At this point my mind travels away from the Supreme Court to the FIR itself by superintendent R. Gopala Krishna Rao of the CBI proclaiming “A reliable information has been received” that Sarvashri Yadav and Yadav are corrupting the Supreme Court through public officials and private persons. The public is entitled to know what the “reliable information” was. (Obviously enough for the CBI officer of rank to believe.)

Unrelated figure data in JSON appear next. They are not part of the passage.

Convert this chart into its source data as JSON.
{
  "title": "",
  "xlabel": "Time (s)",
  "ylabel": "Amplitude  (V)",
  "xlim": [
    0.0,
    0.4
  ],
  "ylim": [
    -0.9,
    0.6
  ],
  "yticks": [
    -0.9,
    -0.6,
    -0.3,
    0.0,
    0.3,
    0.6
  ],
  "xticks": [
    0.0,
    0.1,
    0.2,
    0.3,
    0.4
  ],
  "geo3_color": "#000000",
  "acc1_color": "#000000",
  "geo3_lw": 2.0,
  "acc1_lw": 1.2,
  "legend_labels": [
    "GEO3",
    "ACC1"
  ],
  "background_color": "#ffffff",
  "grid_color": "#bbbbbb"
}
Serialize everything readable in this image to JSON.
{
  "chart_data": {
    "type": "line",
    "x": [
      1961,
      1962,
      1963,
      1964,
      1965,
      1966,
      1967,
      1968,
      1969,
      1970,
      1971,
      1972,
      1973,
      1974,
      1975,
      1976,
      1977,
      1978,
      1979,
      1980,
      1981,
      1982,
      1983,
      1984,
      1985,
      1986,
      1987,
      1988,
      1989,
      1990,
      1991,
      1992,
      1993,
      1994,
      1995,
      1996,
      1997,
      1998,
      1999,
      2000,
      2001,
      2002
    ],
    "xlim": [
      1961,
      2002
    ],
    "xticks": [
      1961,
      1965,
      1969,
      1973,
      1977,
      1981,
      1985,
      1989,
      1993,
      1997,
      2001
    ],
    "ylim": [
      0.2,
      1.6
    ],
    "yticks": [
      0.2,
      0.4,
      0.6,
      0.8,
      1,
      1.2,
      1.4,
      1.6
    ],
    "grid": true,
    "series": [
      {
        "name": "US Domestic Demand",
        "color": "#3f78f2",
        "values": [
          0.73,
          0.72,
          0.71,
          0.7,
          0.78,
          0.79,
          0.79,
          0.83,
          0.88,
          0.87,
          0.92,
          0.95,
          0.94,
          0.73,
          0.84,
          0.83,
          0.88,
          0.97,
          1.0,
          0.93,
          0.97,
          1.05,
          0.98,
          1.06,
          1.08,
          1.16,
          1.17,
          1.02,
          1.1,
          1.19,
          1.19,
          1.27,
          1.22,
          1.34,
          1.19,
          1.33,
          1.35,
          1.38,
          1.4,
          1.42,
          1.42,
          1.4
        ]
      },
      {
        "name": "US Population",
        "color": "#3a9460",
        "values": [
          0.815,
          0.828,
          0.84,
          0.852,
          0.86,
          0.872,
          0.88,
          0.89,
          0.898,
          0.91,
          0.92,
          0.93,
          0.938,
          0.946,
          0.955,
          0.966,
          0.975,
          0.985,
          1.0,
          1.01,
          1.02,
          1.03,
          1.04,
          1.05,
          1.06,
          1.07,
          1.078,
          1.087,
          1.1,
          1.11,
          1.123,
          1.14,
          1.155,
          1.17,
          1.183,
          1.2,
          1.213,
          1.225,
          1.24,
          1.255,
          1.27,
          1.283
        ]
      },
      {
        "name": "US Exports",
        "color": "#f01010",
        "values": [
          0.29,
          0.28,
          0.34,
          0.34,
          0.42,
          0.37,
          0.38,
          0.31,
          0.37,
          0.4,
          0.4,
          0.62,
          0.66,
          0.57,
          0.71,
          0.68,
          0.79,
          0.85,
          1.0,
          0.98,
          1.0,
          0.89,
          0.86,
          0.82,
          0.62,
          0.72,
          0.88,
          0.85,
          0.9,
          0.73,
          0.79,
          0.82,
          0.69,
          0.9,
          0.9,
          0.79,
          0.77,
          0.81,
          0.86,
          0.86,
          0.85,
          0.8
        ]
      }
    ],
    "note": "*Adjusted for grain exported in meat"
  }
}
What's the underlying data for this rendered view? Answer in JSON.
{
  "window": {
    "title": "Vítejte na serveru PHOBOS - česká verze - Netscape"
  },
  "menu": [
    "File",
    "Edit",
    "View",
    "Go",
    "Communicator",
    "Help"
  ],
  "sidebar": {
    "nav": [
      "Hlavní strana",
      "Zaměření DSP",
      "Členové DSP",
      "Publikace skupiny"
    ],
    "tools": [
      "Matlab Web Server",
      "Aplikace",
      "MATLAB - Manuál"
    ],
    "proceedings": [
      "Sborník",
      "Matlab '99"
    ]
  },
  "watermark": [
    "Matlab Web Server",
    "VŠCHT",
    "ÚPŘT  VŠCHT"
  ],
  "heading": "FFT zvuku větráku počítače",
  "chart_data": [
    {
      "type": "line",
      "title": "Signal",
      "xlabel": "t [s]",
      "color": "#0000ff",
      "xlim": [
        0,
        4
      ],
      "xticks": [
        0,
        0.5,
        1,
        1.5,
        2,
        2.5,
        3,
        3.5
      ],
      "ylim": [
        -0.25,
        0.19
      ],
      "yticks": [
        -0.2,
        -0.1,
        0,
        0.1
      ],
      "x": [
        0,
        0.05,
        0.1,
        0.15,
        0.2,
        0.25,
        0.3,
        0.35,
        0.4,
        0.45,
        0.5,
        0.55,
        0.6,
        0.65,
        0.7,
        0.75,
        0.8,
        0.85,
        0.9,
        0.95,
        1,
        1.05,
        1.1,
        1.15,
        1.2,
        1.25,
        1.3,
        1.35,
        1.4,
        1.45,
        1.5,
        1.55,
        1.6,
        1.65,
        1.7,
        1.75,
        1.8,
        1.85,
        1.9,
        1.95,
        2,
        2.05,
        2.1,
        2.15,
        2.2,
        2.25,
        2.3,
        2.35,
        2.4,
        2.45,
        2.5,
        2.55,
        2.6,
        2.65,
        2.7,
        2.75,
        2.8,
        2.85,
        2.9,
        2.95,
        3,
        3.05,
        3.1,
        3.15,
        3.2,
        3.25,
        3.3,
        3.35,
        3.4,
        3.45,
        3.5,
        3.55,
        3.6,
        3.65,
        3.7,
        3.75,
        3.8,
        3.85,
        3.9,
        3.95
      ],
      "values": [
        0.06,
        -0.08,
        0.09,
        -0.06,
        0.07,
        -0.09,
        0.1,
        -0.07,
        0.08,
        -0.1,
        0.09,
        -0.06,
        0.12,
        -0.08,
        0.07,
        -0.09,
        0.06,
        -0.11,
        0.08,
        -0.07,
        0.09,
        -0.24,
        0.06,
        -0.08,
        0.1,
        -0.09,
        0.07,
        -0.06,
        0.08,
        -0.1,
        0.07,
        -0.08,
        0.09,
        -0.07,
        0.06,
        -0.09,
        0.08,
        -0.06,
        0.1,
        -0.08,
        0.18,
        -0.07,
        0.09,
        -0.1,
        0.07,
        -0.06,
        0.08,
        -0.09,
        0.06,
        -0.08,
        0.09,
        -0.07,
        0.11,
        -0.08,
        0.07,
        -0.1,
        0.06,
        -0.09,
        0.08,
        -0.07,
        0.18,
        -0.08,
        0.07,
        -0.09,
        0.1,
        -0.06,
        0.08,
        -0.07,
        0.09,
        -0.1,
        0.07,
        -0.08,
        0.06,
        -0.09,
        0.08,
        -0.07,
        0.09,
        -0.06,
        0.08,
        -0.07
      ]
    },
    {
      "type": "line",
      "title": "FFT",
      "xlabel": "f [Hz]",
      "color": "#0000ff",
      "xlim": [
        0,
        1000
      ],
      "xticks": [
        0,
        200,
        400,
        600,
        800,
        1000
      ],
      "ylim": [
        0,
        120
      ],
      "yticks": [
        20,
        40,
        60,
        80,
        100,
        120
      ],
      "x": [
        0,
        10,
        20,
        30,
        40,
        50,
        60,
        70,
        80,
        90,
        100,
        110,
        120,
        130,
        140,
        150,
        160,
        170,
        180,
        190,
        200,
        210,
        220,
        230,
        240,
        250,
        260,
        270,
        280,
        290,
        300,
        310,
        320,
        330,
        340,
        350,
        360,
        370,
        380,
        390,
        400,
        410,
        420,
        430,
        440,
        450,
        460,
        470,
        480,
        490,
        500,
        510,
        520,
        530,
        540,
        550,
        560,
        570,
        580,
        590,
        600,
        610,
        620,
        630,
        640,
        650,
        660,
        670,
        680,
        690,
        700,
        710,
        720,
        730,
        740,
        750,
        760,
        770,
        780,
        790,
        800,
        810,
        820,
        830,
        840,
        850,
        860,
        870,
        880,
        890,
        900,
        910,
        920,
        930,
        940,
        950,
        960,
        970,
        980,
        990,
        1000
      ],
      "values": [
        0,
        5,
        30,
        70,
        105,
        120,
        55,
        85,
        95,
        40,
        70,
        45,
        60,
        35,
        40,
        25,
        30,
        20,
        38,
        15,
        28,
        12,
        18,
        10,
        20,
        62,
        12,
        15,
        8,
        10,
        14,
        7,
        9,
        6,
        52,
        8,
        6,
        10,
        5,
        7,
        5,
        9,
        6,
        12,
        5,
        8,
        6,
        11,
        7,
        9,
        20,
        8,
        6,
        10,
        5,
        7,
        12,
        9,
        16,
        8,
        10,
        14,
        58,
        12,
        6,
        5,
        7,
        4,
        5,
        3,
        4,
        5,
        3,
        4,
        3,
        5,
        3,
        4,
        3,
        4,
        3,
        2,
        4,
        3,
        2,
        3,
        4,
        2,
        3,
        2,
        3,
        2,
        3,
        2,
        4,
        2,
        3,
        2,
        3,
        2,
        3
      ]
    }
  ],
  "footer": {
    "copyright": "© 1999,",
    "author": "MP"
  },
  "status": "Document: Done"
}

Yet we are compelled to carry our queries further. Did the new director of CBI know? Or were his investigating skills (as some suggest) not equal to the task? The new CBI director may not be the most important decision-maker in the CBI. But was it some other more influential officer behind the filing of this FIR? The CBI’s decisions also flow from political connections. Was this a straightforward case? Or was it a conspiracy to direct the FIR in a particular direction? This was a much too important decision to leave in the hands of the officer in-charge of the police station. Why was it taken in the form in which it was implicating a retired Orissa judge at a time when the CJI happened to come from Orissa; and that too concerning a college in far away UP at a time when cases were being decided by the dozen in which the same impregnable Supreme Court order was passed.
Not just the Supreme Court
This is not just about the Supreme Court’s antics on who should hear mentioning in the morning? Or about Judge No. 1 not trusting Judge No. 2? It is certainly about the creeping disease of shouting, overcoming discourse in that most hallowed institution. But the real unanswered questions are about the FIR? From whence and why did it come? If not entirely bonafide then who sponsored it? And what will happen to it now?
The writer is a senior advocate and a constitutional expert.